2.000 musées européens participeront à la 4e "Nuit des musées"

PARIS (AFP) - 22/04/2008 – Tv5 infos

2.000 musées, dont la moitié en France, participeront à la quatrième édition de la "Nuit européenne des musées" qui aura lieu le samedi 17 mai, a annoncé le ministère de la Culture.

La manifestation permet de visiter les musées, gratuitement dans la plupart des cas, et à une heure insolite (de 19H00 à 1H00 du matin), avec le but "d'y attirer de nouveaux publics" grâce à une série d'événements culturels organisés pour l'occasion.

Créée à l'échelle européenne en 2005, la manifestation qui a démarré en France en 1999, accueille pour la première fois cette année des musées écossais, nord-irlandais et les musées de Copenhague. Une "plus forte implication" est notée en Belgique, en Serbie et dans des villes comme Barcelone et Bucarest, note le ministère.

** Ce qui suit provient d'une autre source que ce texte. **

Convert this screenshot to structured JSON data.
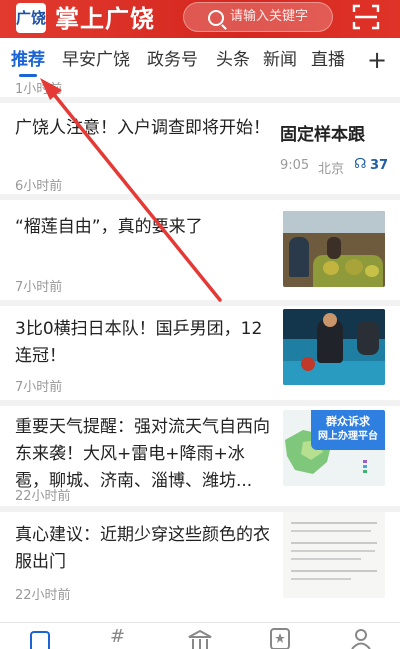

La ministre de la Culture Christine Albanel, qui lançait officiellement la "fête" lundi soir au musée des Arts décoratifs, a indiqué que l'opération devait "provoquer le déclic chez ceux qui n'ont jamais poussé la porte d'un musée". Les musées nationaux ont reçu en 2007 25 millions de visiteurs, a-t-elle précisé.

Pour cette quatrième édition en France, un partenariat avec la délégation à la langue française et aux langues de France est à l'origine d'initiatives en langues régionales, en Alsace, au Pays basque, en Bretagne et dans le sud.

L'Observatoire de l'Espace du CNES (Centre National d'Etudes Spatiales) s'associe également cette année à la Nuit, en proposant dans une quarantaine de musées une installation plastique et des réflexions sur le thème de "l'espace habité".

La Nuit des musées est placée sous le haut patronage du Conseil de l'Europe. Elle est également partenaire de la Journée internationale des musées de l'ICOM (Comité international des musées) qui, le 18 mai, organise des activités sur le thème "les musées comme agents du changement social et du développement".